Israel's foreign minister says two-state solution unfeasible
Israeli Foreign Minister Yair Lapid said the two-state solution to the Israeli-Palestinian conflict is unfeasible, in an address to top European Union diplomats on Monday.
"It is no secret that I support a two-state solution. Unfortunately, there is no current plan for this. However, there is one thing we all need to remember. If there is eventually a Palestinian state, it must be a peace-loving democracy," Lapid said at a meeting of the European Union Foreign Affairs Council, attended by 26 EU foreign ministers.
"We cannot be asked to take part in the building of another threat to our lives," he said.
Lapid went on to cite the normalisation agreements with Arab countries last year as a sign of a new type of peace with the rest of the region.
The United Arab Emirates signed a US-brokered agreement to normalise ties with Israel during the final months of the Trump administration.
The agreements, known as the "Abraham Accords," shattered a longstanding Arab consensus that there should be no normalisation with Israel until it reaches a comprehensive peace deal with the Palestinians.
Bahrain, Sudan and Morocco all followed suit, in deals that failed to address the Palestinian issue or Israel's military occupation of the West Bank and its settlement expansion.
"Something good is happening between us and the moderates in the Arab world," he said. "I want to broaden the circle of peace to additional states."
Lapid added that he seeks to expand the scope of the agreements to Palestinians as well.
"What we need to do now is ensure that no steps are taken that will prevent the possibility of peace in the future, and we need to improve the lives of Palestinians.
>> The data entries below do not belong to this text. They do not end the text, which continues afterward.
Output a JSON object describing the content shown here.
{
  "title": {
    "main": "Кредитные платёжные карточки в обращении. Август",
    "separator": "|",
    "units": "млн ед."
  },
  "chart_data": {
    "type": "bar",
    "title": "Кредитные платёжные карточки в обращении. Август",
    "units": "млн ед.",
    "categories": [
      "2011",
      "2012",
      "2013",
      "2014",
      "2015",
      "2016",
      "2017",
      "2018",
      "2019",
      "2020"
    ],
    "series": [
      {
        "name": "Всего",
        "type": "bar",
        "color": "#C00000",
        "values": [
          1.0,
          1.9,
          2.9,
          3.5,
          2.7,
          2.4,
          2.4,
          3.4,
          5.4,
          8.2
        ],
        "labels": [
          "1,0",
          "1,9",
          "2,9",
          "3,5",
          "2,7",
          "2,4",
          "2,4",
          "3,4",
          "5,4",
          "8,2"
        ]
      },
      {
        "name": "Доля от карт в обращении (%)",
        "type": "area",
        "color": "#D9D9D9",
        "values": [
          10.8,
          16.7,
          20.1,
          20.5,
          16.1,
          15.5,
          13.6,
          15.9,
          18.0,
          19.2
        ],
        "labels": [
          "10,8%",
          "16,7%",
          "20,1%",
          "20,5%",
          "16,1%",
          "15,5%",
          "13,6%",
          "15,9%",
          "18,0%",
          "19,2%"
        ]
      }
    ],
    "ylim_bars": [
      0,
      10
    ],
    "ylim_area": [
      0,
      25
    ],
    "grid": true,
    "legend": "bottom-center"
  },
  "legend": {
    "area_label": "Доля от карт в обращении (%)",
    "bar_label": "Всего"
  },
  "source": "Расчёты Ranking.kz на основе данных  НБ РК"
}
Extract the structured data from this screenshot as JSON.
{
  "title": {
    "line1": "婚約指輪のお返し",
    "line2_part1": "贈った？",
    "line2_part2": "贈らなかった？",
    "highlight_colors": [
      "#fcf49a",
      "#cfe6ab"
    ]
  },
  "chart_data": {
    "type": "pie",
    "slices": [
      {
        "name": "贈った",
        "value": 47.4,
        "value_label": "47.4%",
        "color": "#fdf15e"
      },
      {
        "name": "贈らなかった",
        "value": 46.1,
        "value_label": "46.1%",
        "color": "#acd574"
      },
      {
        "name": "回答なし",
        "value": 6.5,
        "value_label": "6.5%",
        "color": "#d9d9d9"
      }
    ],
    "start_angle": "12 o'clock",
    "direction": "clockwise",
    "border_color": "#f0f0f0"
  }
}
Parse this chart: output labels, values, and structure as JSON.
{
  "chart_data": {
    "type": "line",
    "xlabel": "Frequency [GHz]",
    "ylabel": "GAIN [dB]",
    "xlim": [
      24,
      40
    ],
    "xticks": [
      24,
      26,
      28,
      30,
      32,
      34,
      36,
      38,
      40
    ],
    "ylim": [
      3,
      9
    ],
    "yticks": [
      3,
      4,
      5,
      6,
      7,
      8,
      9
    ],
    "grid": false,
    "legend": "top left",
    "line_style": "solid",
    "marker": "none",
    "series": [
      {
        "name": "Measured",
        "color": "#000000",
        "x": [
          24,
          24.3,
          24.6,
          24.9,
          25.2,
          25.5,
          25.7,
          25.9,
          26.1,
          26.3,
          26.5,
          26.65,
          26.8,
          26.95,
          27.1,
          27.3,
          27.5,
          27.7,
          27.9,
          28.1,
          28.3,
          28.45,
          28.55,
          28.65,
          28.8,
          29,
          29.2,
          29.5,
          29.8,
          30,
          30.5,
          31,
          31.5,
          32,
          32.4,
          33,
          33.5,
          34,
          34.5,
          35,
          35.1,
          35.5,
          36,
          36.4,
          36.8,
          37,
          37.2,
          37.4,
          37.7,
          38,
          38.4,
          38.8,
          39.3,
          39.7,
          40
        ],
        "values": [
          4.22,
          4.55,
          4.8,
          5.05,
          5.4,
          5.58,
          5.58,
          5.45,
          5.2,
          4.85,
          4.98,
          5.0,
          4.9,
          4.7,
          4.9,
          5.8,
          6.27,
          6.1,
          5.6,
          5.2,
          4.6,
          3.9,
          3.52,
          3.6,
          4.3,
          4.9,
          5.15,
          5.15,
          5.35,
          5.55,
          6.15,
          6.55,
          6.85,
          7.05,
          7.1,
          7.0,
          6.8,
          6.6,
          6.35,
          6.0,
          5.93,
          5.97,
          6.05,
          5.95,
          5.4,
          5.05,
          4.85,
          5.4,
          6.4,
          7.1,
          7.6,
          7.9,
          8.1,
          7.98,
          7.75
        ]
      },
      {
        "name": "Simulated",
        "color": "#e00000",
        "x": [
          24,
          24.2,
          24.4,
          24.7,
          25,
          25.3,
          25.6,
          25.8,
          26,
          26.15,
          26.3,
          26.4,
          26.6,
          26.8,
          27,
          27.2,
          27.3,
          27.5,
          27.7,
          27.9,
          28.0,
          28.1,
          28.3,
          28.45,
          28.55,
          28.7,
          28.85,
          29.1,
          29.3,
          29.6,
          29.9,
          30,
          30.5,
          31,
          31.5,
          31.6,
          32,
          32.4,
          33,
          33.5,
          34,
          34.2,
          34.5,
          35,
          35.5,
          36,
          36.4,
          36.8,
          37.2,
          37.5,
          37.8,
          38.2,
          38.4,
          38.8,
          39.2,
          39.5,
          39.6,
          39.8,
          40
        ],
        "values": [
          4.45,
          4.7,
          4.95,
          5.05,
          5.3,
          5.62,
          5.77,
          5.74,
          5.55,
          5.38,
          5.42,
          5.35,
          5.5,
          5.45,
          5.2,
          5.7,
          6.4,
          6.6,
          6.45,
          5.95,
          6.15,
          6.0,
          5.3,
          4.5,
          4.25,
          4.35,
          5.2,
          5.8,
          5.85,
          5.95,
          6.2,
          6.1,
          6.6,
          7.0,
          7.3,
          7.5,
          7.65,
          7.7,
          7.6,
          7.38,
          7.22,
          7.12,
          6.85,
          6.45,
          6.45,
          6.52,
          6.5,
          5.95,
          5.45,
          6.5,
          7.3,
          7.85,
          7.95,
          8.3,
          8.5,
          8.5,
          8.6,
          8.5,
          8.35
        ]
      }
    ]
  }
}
Whatever is humanitarian, I will be for it. Everything that builds the Palestinian economy, I am for it," he said.
Resetting Israel-Europe relations
The foreign minister opened his remarks to EU diplomats by asking for a "new start", and later noted that "Israel has shared interests with the EU".
Earlier on Monday, the EU's foreign policy chief, Josep Borrell, said that the meeting with Lapid was "a great chance to restart relations with Israel from a bilateral point of view, but also regarding the situation in the Middle East".
Lapid had made similar comments last month in regards to resetting Israel's foreign relations, including with Europe, as well as with the US.
Lapid also met with Nato Secretary General Jens Stoltenberg in Brussels on Monday, where he expressed Israel's willingness to expand cooperation in a range of fields, including intelligence, cybertechnology and climate change.
A diplomatic source told Haaretz that the fact that Lapid was invited to meet with the foreign ministers just a month after he assumed office is "a significant event that attests to the wish of member states to open a new page in their relations with Israel.
"But it's unclear to what extent they can or are willing to update relations between the two sides," the source told the newspaper.
The European body and Israel had faced a tumultuous relationship over the past several years under former Prime Minister Benjamin Netanyahu. The former premier vowed in 2013 not to sign any agreements with the EU until it reversed a directive that called for a halt in cooperation with Israel in settlements located in occupied Palestinian territory.
He also accused the International Criminal Court of being antisemitic after it had opened an investigation into alleged war crimes in Palestine.